Subjective data- visual blurriness,thirst,frequent urination,"always hungry"
Objective data- Black spot on 1st and 2nd toe of L foot, BP-190/88, T-98.7, Pulse-87, Respirations- 22
Nursing Diagnosis #1 -
Decreased cardiac output related to peripheral vascular resistance secondary to hypertension as evidenced by BP-190/88
Short term goal: After 6 hours, the client will have no elevation in blood pressure above normal limits and will maintain blood pressure within acceptable limits.
Long term goal: After 5 days the client will maintain adequate cardiac output and cardiac index.
Interventions:
1) Monitor BP every 1-2 hours.
2) Note prescence, quality of central and peripheral pulses.
3) Observe for confusion , restlessness, agitation, dizziness. Central nervous system disturbances may be noted with decreased cardiac output.
Rationale:
1) To establish baseline data.
2) Pulses are weak with reduced cardiac output.
3) Early signs of lung congestion may be associated with onset of heart failure.
Evalutation:
1) After 6 hours, blood pressure maintained within set parameters for the client. Goal was met.

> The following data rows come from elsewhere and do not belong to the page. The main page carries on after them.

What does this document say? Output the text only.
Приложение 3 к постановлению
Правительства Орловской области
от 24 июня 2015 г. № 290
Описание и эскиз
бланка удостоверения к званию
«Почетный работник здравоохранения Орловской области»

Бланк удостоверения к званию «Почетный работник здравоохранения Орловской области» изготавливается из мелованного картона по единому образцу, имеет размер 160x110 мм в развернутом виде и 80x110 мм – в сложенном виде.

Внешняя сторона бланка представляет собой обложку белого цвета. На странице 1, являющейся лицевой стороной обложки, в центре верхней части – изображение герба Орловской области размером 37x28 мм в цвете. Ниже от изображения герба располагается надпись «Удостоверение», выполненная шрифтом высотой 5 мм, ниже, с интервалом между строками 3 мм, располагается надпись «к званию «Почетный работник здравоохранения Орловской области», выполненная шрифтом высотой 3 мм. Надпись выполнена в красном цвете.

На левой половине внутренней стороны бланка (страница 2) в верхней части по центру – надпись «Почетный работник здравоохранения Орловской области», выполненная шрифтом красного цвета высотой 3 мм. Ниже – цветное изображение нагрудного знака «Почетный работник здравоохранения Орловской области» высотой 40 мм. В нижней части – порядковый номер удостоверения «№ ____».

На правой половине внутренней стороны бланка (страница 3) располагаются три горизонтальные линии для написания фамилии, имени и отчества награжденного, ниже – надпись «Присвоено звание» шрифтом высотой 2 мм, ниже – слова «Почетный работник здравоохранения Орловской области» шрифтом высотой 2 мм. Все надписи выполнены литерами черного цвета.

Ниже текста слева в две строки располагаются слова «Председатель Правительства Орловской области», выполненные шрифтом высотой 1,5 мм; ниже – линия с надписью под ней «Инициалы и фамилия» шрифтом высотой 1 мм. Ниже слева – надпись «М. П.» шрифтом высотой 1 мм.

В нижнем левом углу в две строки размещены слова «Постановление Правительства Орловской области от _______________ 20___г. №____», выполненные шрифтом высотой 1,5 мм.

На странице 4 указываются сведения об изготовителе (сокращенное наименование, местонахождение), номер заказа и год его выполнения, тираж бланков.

2) After 5 days, the client had an adequate tissue perfusion to his body systems. Goal was met.
Nursing Diagnosis #2-
Fluid and Electrolyte imbalance related to diabetes as evidenced by glucose 457.
Short term goal: Clients blood glucose will be 80-150 within 24 hrs.
Long term goal: Client will demonstrate how to take her blood sugar and how to give herself injections by discharge.
Interventions:
1) Weigh patient daily.
2) Monitor serum glucose hourly as long as insulin infusion continues.
3) Instruct the client to prepare and administer insulin.
Rationale:
1) Changes in weight can provide information on fluid balance and adequacy of volume replacement.
2) Glucose levels need to be reduced gradually for fluid balance to occur. A steady decline is desirable.
3) Inaccurate technique can result in an elevated glucose level.